Department of Urology, Leiden University Medical Center, The Netherlands.
Cell Death and Metabolism, Center for Autophagy, Recycling and Disease, Danish Cancer Society Research Center, Copenhagen, Denmark.
Mol Oncol. 2020 Dec;14(12):3121-3134. doi: 10.1002/1878-0261.12793. Epub 2020 Oct 16.
More effective therapy for patients with either muscle-invasive or high-risk non-muscle-invasive urothelial carcinoma of the bladder (UCB) is an unmet clinical need. For this, drug repositioning of clinically approved drugs represents an interesting approach. By repurposing existing drugs, alternative anticancer therapies can be introduced in the clinic relatively fast, because the safety and dosing of these clinically approved pharmacological agents are generally well known. Cationic amphiphilic drugs (CADs) dose-dependently decreased the viability of a panel of human UCB lines in vitro. CADs induced lysosomal puncta formation, a hallmark of lysosomal leakage. Intravesical instillation of the CAD penfluridol in an orthotopic mouse xenograft model of human UCB resulted in significantly reduced intravesical tumor growth and metastatic progression. Furthermore, treatment of patient-derived ex vivo cultured human UCB tissue caused significant partial or complete antitumor responses in 97% of the explanted tumor tissues. In conclusion, penfluridol represents a promising treatment option for bladder cancer patients and warrants further clinical evaluation.

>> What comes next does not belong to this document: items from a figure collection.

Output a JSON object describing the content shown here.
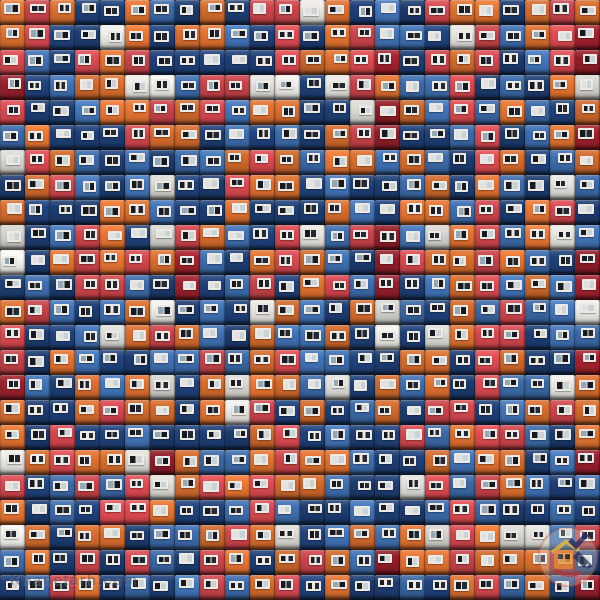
{
  "scene": {
    "alt": "Colorful apartment building facade made of repeating orange, red, crimson, navy, blue and white balcony panels, each panel with a small white-framed window",
    "grid": {
      "cols": 24,
      "rows": 24,
      "cell_size": 25,
      "rows_colors": [
        "OROBBOMBOBRRWOBMBROOBORO",
        "ORBBWOBOOMBRBORMMBWRMORC",
        "RMBRORBBBBBROORCBRORBMRC",
        "CBMOOWWMRRWWBWROMMRBMBOW",
        "RBBMOORORMOOBBWCOMRMOMBO",
        "MOBBBROOBMBMBORCBBMRBMOC",
        "WROMBMBMMOROMOOMOMBROBMO",
        "BORMBMWBBROOBMBBMOBOMBWM",
        "OBBBOOMBBOBBBOMBOOMRBORB",
        "WBMROBWROMBRWMRCMWORMOWM",
        "WBOROROCMBOROMBCROOROMBC",
        "BMBRRMBCBMRBORMCBMORMOMC",
        "ORMBMOWBMBWOMBOWMBOMRMMW",
        "RBBMWOROMBOMMOBWBWORRBMM",
        "RBOMBBMMRMORMMBBOOBROBBC",
        "CMBOMOWBOWOOMWBOMOBRMMWO",
        "OBBOROOBOWRBOBMOBRRBMORO",
        "OBRBBMBBBBORBMBBRMORRMBO",
        "WOROOWCOMMOROOMBBOMOOBMC",
        "RBMRMRWOROROOMBBWRMROMBM",
        "OBMBRROBBMRMBBMBBMRMBBMB",
        "WOBOOBMMOROWBMOMOWROWWMR",
        "MOBRBRMBROBOROMCOOROOOCB",
        "BMROBMBMRMORBOBBMBORMOBC"
      ]
    },
    "palette": {
      "panels": {
        "O": "#e1712f",
        "R": "#d8484f",
        "C": "#9d202c",
        "B": "#1e4078",
        "M": "#3f71b4",
        "W": "#e9e7e2"
      },
      "gap": "#0e1219",
      "window_frame": "#edeae5",
      "glass_dark": "#161a20",
      "glass_dark2": "#232a33",
      "glass_mid": "#93a7b4",
      "glass_light": "#dfe2e0",
      "glass_light2": "#c9d2d5"
    }
  },
  "watermark": {
    "text": "Khanetarh.com",
    "logo": {
      "circle_fill": "#f4f0eb",
      "circle_stroke": "#c05a32",
      "house_body": "#e8933a",
      "house_roof": "#f0c23c",
      "check": "#22306b",
      "pencil": "#2c3a5e",
      "swoosh": "#c23a42"
    }
  }
}
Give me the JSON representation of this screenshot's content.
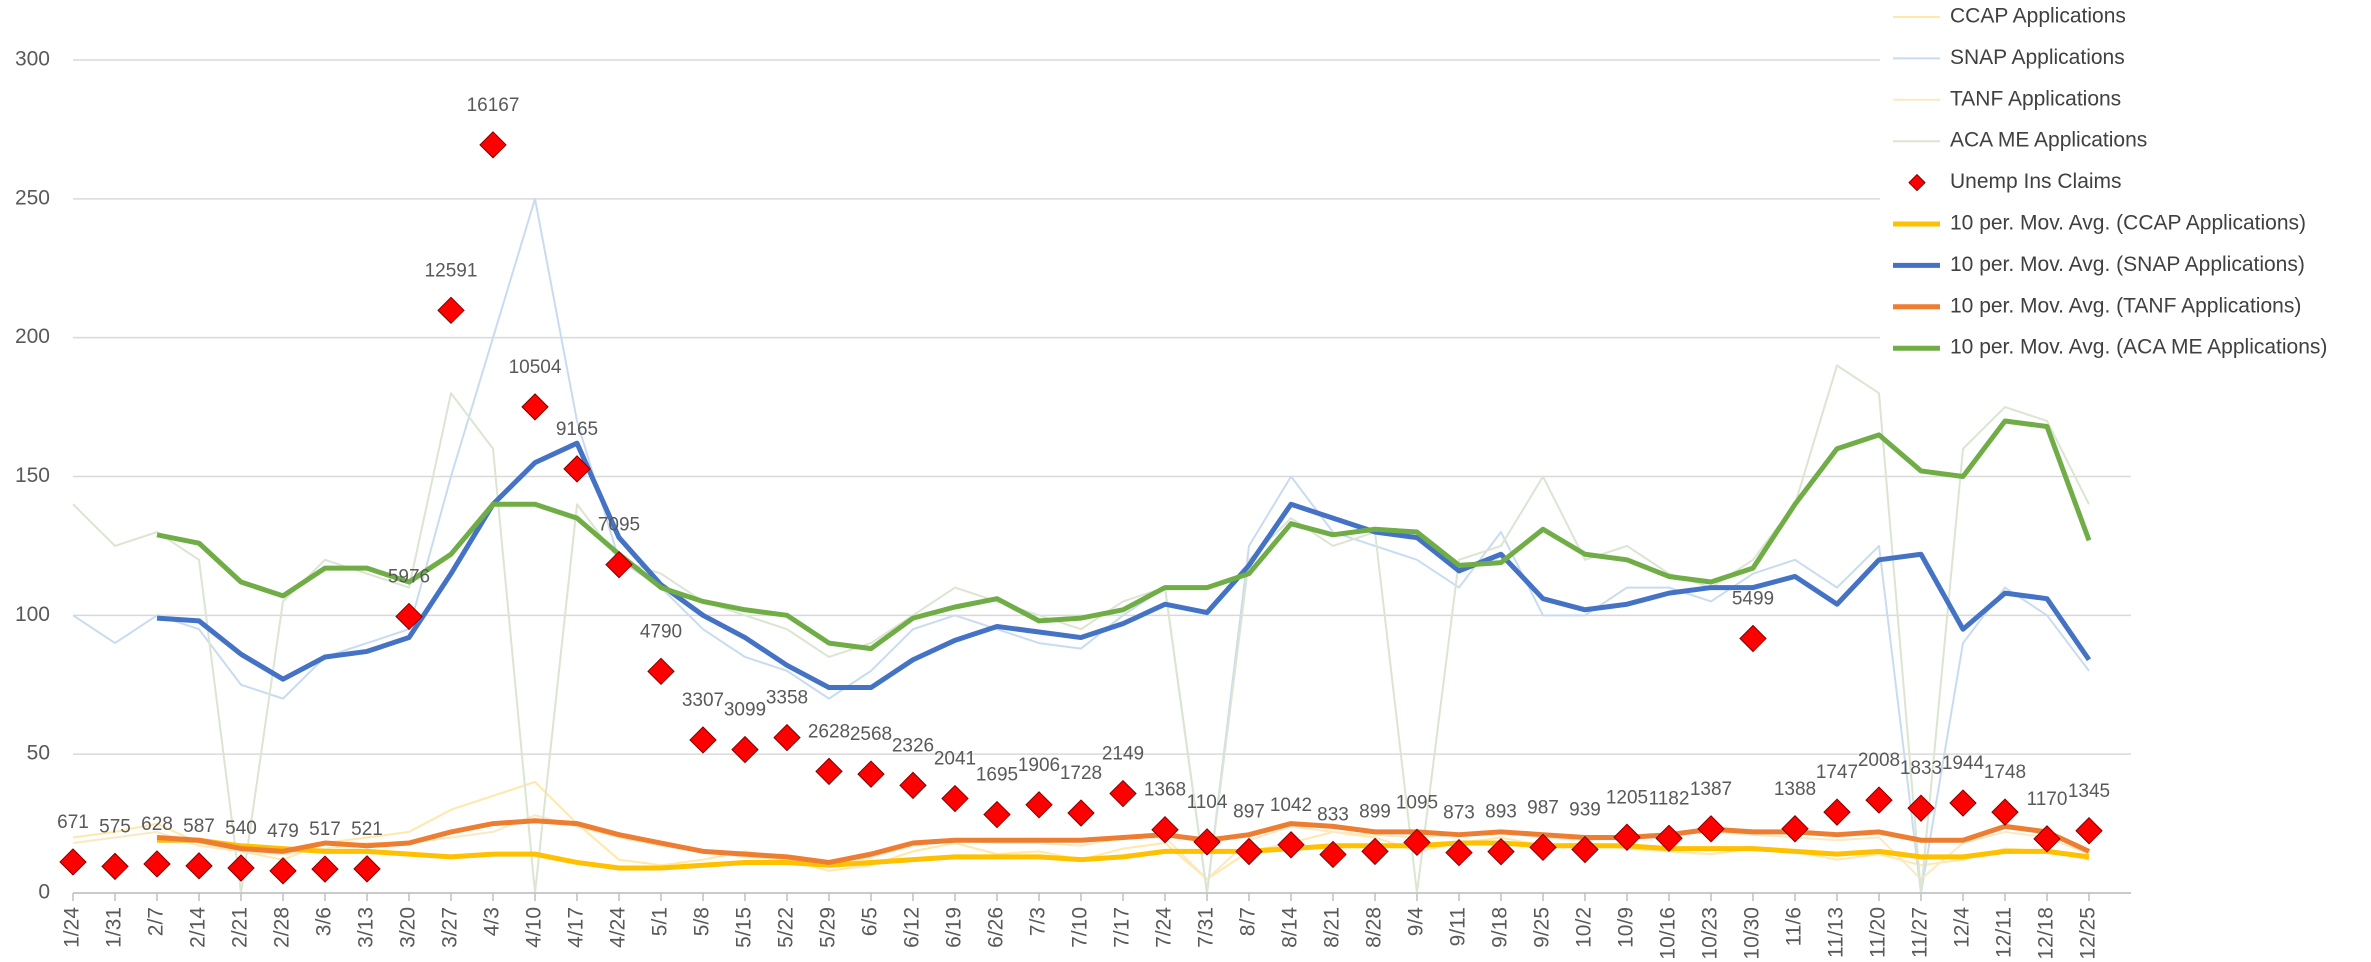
{
  "chart_data": {
    "type": "line",
    "categories": [
      "1/24",
      "1/31",
      "2/7",
      "2/14",
      "2/21",
      "2/28",
      "3/6",
      "3/13",
      "3/20",
      "3/27",
      "4/3",
      "4/10",
      "4/17",
      "4/24",
      "5/1",
      "5/8",
      "5/15",
      "5/22",
      "5/29",
      "6/5",
      "6/12",
      "6/19",
      "6/26",
      "7/3",
      "7/10",
      "7/17",
      "7/24",
      "7/31",
      "8/7",
      "8/14",
      "8/21",
      "8/28",
      "9/4",
      "9/11",
      "9/18",
      "9/25",
      "10/2",
      "10/9",
      "10/16",
      "10/23",
      "10/30",
      "11/6",
      "11/13",
      "11/20",
      "11/27",
      "12/4",
      "12/11",
      "12/18",
      "12/25"
    ],
    "ylim": [
      0,
      300
    ],
    "yticks": [
      0,
      50,
      100,
      150,
      200,
      250,
      300
    ],
    "y2lim": [
      0,
      18000
    ],
    "grid": true,
    "legend": "top-right",
    "series": [
      {
        "name": "CCAP Applications",
        "type": "line",
        "color": "#ffe8a8",
        "line_width": 2,
        "values": [
          20,
          22,
          25,
          18,
          15,
          12,
          18,
          20,
          22,
          30,
          35,
          40,
          25,
          12,
          10,
          12,
          15,
          12,
          8,
          10,
          15,
          18,
          14,
          15,
          12,
          16,
          18,
          5,
          15,
          18,
          22,
          20,
          15,
          18,
          20,
          17,
          18,
          16,
          15,
          14,
          16,
          15,
          12,
          14,
          10,
          12,
          16,
          15,
          12
        ]
      },
      {
        "name": "SNAP Applications",
        "type": "line",
        "color": "#c9dcef",
        "line_width": 2,
        "values": [
          100,
          90,
          100,
          95,
          75,
          70,
          85,
          90,
          95,
          150,
          200,
          250,
          170,
          120,
          110,
          95,
          85,
          80,
          70,
          80,
          95,
          100,
          95,
          90,
          88,
          100,
          110,
          0,
          125,
          150,
          130,
          125,
          120,
          110,
          130,
          100,
          100,
          110,
          110,
          105,
          115,
          120,
          110,
          125,
          0,
          90,
          110,
          100,
          80
        ]
      },
      {
        "name": "TANF Applications",
        "type": "line",
        "color": "#fbe9c2",
        "line_width": 2,
        "values": [
          18,
          20,
          22,
          17,
          15,
          14,
          16,
          18,
          18,
          20,
          22,
          28,
          24,
          20,
          17,
          15,
          13,
          12,
          10,
          13,
          17,
          19,
          18,
          18,
          17,
          20,
          20,
          5,
          19,
          24,
          22,
          21,
          20,
          21,
          22,
          20,
          19,
          20,
          21,
          22,
          21,
          20,
          19,
          20,
          5,
          18,
          22,
          20,
          14
        ]
      },
      {
        "name": "ACA ME Applications",
        "type": "line",
        "color": "#dbe5d2",
        "line_width": 2,
        "values": [
          140,
          125,
          130,
          120,
          0,
          105,
          120,
          115,
          110,
          180,
          160,
          0,
          140,
          120,
          115,
          105,
          100,
          95,
          85,
          90,
          100,
          110,
          105,
          100,
          95,
          105,
          110,
          0,
          120,
          135,
          125,
          130,
          0,
          120,
          125,
          150,
          120,
          125,
          115,
          110,
          120,
          140,
          190,
          180,
          0,
          160,
          175,
          170,
          140
        ]
      },
      {
        "name": "Unemp Ins Claims",
        "type": "scatter",
        "axis": "y2",
        "color": "#ff0000",
        "data_labels": true,
        "values": [
          671,
          575,
          628,
          587,
          540,
          479,
          517,
          521,
          5976,
          12591,
          16167,
          10504,
          9165,
          7095,
          4790,
          3307,
          3099,
          3358,
          2628,
          2568,
          2326,
          2041,
          1695,
          1906,
          1728,
          2149,
          1368,
          1104,
          897,
          1042,
          833,
          899,
          1095,
          873,
          893,
          987,
          939,
          1205,
          1182,
          1387,
          5499,
          1388,
          1747,
          2008,
          1833,
          1944,
          1748,
          1170,
          1345
        ]
      },
      {
        "name": "10 per. Mov. Avg. (CCAP Applications)",
        "type": "line",
        "color": "#ffc000",
        "line_width": 5,
        "values": [
          null,
          null,
          19,
          19,
          17,
          16,
          15,
          15,
          14,
          13,
          14,
          14,
          11,
          9,
          9,
          10,
          11,
          11,
          10,
          11,
          12,
          13,
          13,
          13,
          12,
          13,
          15,
          15,
          15,
          16,
          17,
          17,
          17,
          18,
          18,
          17,
          17,
          17,
          16,
          16,
          16,
          15,
          14,
          15,
          13,
          13,
          15,
          15,
          13
        ]
      },
      {
        "name": "10 per. Mov. Avg. (SNAP Applications)",
        "type": "line",
        "color": "#4472c4",
        "line_width": 5,
        "values": [
          null,
          null,
          99,
          98,
          86,
          77,
          85,
          87,
          92,
          115,
          140,
          155,
          162,
          128,
          111,
          100,
          92,
          82,
          74,
          74,
          84,
          91,
          96,
          94,
          92,
          97,
          104,
          101,
          118,
          140,
          135,
          130,
          128,
          116,
          122,
          106,
          102,
          104,
          108,
          110,
          110,
          114,
          104,
          120,
          122,
          95,
          108,
          106,
          84
        ]
      },
      {
        "name": "10 per. Mov. Avg. (TANF Applications)",
        "type": "line",
        "color": "#ed7d31",
        "line_width": 5,
        "values": [
          null,
          null,
          20,
          19,
          16,
          15,
          18,
          17,
          18,
          22,
          25,
          26,
          25,
          21,
          18,
          15,
          14,
          13,
          11,
          14,
          18,
          19,
          19,
          19,
          19,
          20,
          21,
          19,
          21,
          25,
          24,
          22,
          22,
          21,
          22,
          21,
          20,
          20,
          21,
          23,
          22,
          22,
          21,
          22,
          19,
          19,
          24,
          22,
          15
        ]
      },
      {
        "name": "10 per. Mov. Avg. (ACA ME Applications)",
        "type": "line",
        "color": "#70ad47",
        "line_width": 5,
        "values": [
          null,
          null,
          129,
          126,
          112,
          107,
          117,
          117,
          112,
          122,
          140,
          140,
          135,
          122,
          110,
          105,
          102,
          100,
          90,
          88,
          99,
          103,
          106,
          98,
          99,
          102,
          110,
          110,
          115,
          133,
          129,
          131,
          130,
          118,
          119,
          131,
          122,
          120,
          114,
          112,
          117,
          140,
          160,
          165,
          152,
          150,
          170,
          168,
          127
        ]
      }
    ]
  }
}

对于肌肉浸润性或高危非肌肉浸润性膀胱癌(UCB)患者,更有效的治疗方法是一种未满足的临床需求。为此,重新定位临床批准药物的用途代表了一种有趣的方法。通过重新利用现有的药物,可以相对较快地将替代抗癌疗法引入临床,因为这些临床批准的药物的安全性和剂量通常是众所周知的。阳离子两亲性药物(CAD)在体外剂量依赖性地降低了一系列人 UCB 系的活力。CAD 诱导溶酶体斑点形成,这是溶酶体渗漏的一个标志。CAD 戊氟醇在人 UCB 原位异种移植模型中的膀胱内灌注导致膀胱内肿瘤生长和转移进展明显减少。此外,对患者来源的离体培养的人 UCB 组织进行治疗,导致 97%的离体肿瘤组织出现明显的部分或完全抗肿瘤反应。总之,戊氟醇为膀胱癌患者提供了一种有前途的治疗选择,值得进一步临床评估。